In 2004, COP1 was characterized as p53 E3-specific human ubiquitin ligase according to in vitro studies. Later, oncogenic activity of COP1 and correlation of its overexpression with level of p53 protein in clinical tumor samples and cell lines were shown. High expression level of COP1 was described in 25 of 32 cases of breast carcinomas and in 76 out of 171 cases of ovarian carcinomas. High expression level of COP1 was described in hepatocellular carcinoma cell lines (PLC, Hep3B and HepG2, Huh7). In 40 of 55 cases of pancreatic cancer, overexpression of COP1 was also noted. Some types of leukemia, melanoma, breast, lung and prostate cancer contain focal deletions of COP1. COP1 overexpression was also found in non- oncological diseases like Duchenne muscular dystrophy, ischemic cardiomyopathy and juvenile dermatomyositis.

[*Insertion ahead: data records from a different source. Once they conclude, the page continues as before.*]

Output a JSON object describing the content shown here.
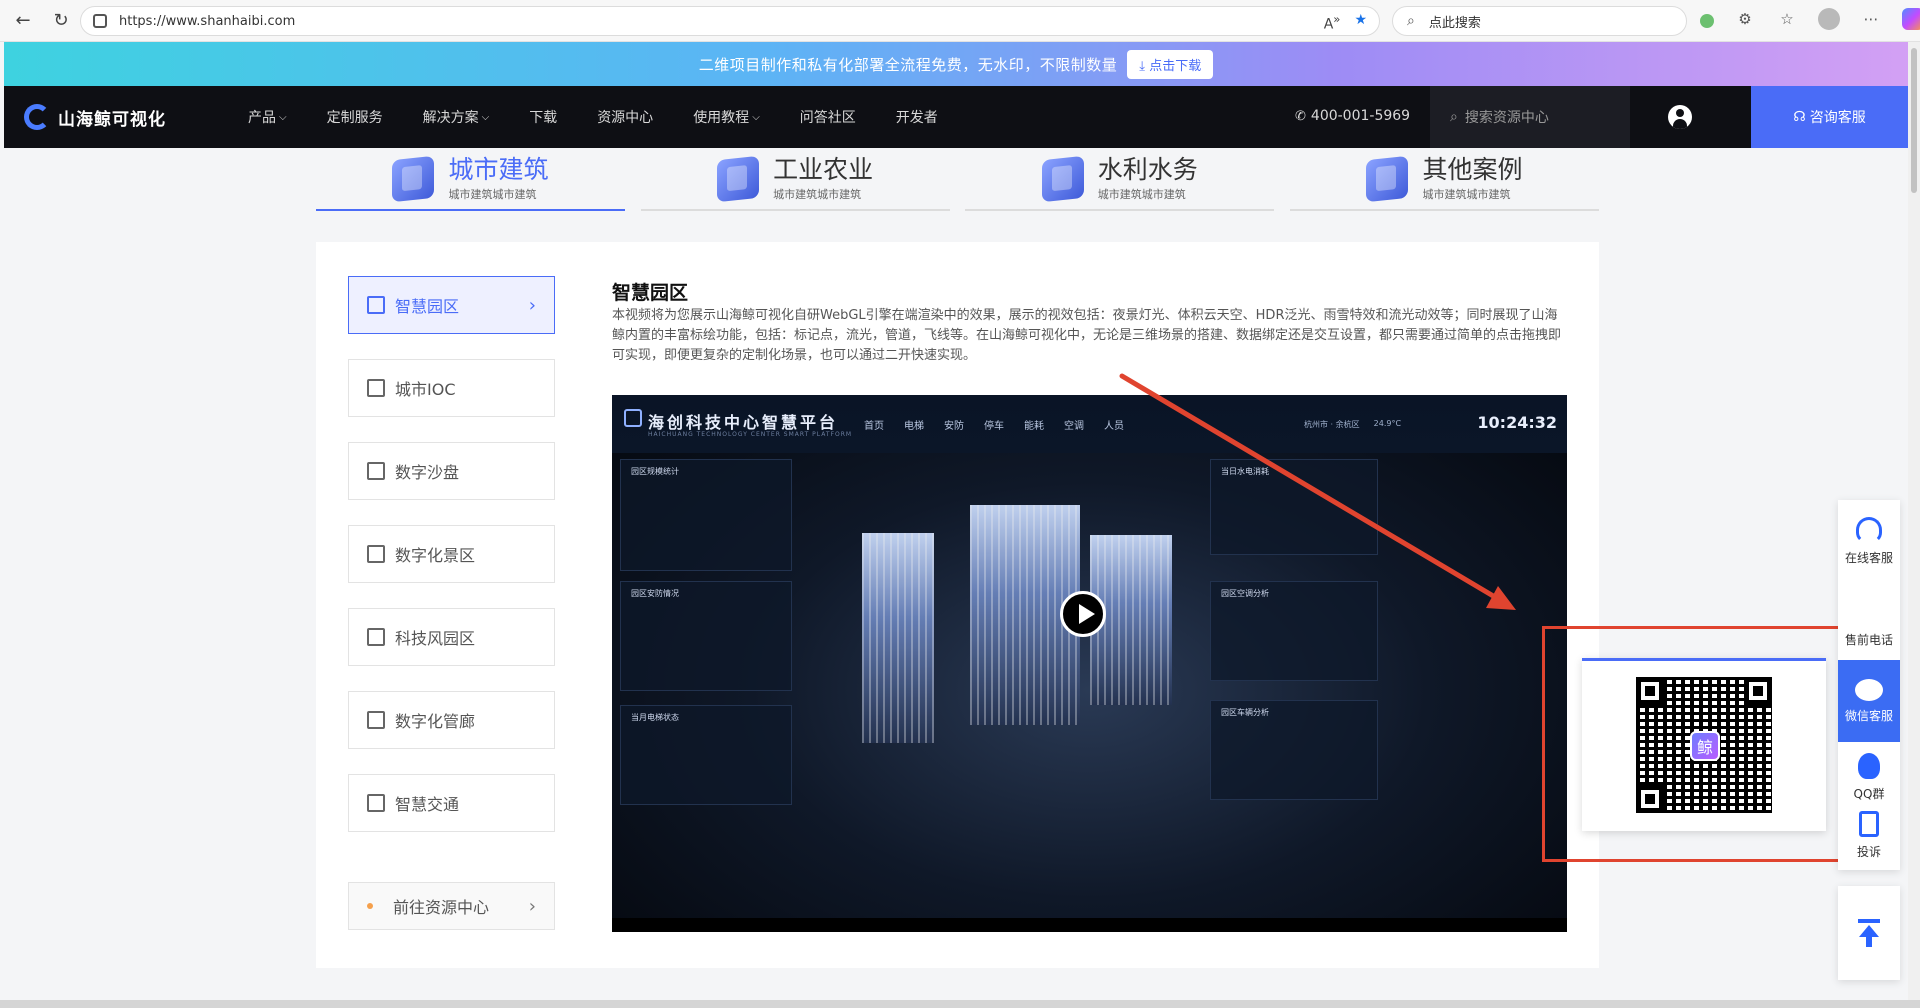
{
  "browser": {
    "url": "https://www.shanhaibi.com",
    "search_placeholder": "点此搜索"
  },
  "promo": {
    "text": "二维项目制作和私有化部署全流程免费，无水印，不限制数量",
    "button": "点击下载"
  },
  "header": {
    "logo": "山海鲸可视化",
    "nav": [
      "产品",
      "定制服务",
      "解决方案",
      "下载",
      "资源中心",
      "使用教程",
      "问答社区",
      "开发者"
    ],
    "phone": "400-001-5969",
    "search": "搜索资源中心",
    "consult": "咨询客服"
  },
  "category_tabs": [
    {
      "title": "城市建筑",
      "sub": "城市建筑城市建筑",
      "active": true
    },
    {
      "title": "工业农业",
      "sub": "城市建筑城市建筑",
      "active": false
    },
    {
      "title": "水利水务",
      "sub": "城市建筑城市建筑",
      "active": false
    },
    {
      "title": "其他案例",
      "sub": "城市建筑城市建筑",
      "active": false
    }
  ],
  "sidebar": {
    "items": [
      "智慧园区",
      "城市IOC",
      "数字沙盘",
      "数字化景区",
      "科技风园区",
      "数字化管廊",
      "智慧交通"
    ],
    "resource_link": "前往资源中心"
  },
  "content": {
    "title": "智慧园区",
    "description": "本视频将为您展示山海鲸可视化自研WebGL引擎在端渲染中的效果，展示的视效包括：夜景灯光、体积云天空、HDR泛光、雨雪特效和流光动效等；同时展现了山海鲸内置的丰富标绘功能，包括：标记点，流光，管道，飞线等。在山海鲸可视化中，无论是三维场景的搭建、数据绑定还是交互设置，都只需要通过简单的点击拖拽即可实现，即便更复杂的定制化场景，也可以通过二开快速实现。"
  },
  "video": {
    "title": "海创科技中心智慧平台",
    "subtitle": "HAICHUANG TECHNOLOGY CENTER SMART PLATFORM",
    "menu": [
      "首页",
      "电梯",
      "安防",
      "停车",
      "能耗",
      "空调",
      "人员"
    ],
    "location": "杭州市 · 余杭区",
    "temp": "24.9°C",
    "time": "10:24:32",
    "panels": {
      "p1": "园区规模统计",
      "p2": "园区安防情况",
      "p3": "当月电梯状态",
      "p4": "当日水电消耗",
      "p5": "园区空调分析",
      "p6": "园区车辆分析"
    }
  },
  "float_bar": {
    "items": [
      "在线客服",
      "售前电话",
      "微信客服",
      "QQ群",
      "投诉"
    ]
  },
  "qr": {
    "center_char": "鲸"
  }
}
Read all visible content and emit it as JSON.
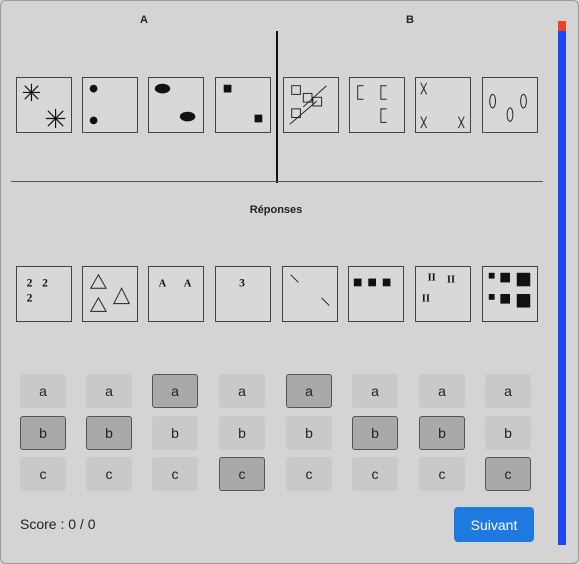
{
  "groups": {
    "a_label": "A",
    "b_label": "B"
  },
  "section_title": "Réponses",
  "answers": [
    {
      "options": [
        "a",
        "b",
        "c"
      ],
      "selected": "b"
    },
    {
      "options": [
        "a",
        "b",
        "c"
      ],
      "selected": "b"
    },
    {
      "options": [
        "a",
        "b",
        "c"
      ],
      "selected": "a"
    },
    {
      "options": [
        "a",
        "b",
        "c"
      ],
      "selected": "c"
    },
    {
      "options": [
        "a",
        "b",
        "c"
      ],
      "selected": "a"
    },
    {
      "options": [
        "a",
        "b",
        "c"
      ],
      "selected": "b"
    },
    {
      "options": [
        "a",
        "b",
        "c"
      ],
      "selected": "b"
    },
    {
      "options": [
        "a",
        "b",
        "c"
      ],
      "selected": "c"
    }
  ],
  "candidate_text": {
    "c1": "2 2 2",
    "c3": "A A",
    "c4": "3",
    "c7": "II II II"
  },
  "score_text": "Score : 0 / 0",
  "next_label": "Suivant",
  "progress": {
    "fraction": 0.02,
    "top_color": "#f04020",
    "bar_color": "#1e47f0"
  },
  "colors": {
    "accent": "#1e7ae0",
    "background": "#d4d4d4"
  }
}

Similar to other p53-related E3 -ubiquitin ligases COP1 has different substrates. The selection of target for ubiquitination depends on cell type or differentiation stage. Among the substrates of COP1, besides p53 are: c-Jun, ETV1, ACC, TORC2, FOXO1 and C/EBP@a, FIP200. To identify novel proteins that interact with COP1 we applied proteomics. Proteins co-immunoprecipitated with COP1 were analyzed by MALDI -TOF mass spectrometry. To achieve this, COP1-3xFlag expression vector was generated and transfected into HEK 293T cells by calcium phosphate transfection method. Protein complexes were immunoprecipitated with anti-FLAG beads. Bound proteins were then separated by 1D SDS-PAGE gel electrophoresis and analyzed by means of ESI-LC/MS/MS mass spectrometry. Subsequent bioinformatics analysis of the interacting proteins was employed. About 25% of identified proteins were attributed to the cytoskeleton proteins, almost 20% of proteins had known role in metabolism. According to the literature data, it was not surprising to find several proteins involved in the lipid metabolism. Finally, a significant groups of interactants play role in transcription, cell adhesion, apoptosis, protein modification and transport. It is important to note that several COP1-bound proteins can be strong regulators of cell cycle in G2/M transition. Our data can be used for the subsequent studies of previously unknown roles of COP1 in different diseases. This work was funded by Grants fromRussian Scientific Foundation- Russia (No.114-15-00816) and Grant of Molecular and Cellular Biology of the Presidium of the Russian Academy of Sciences.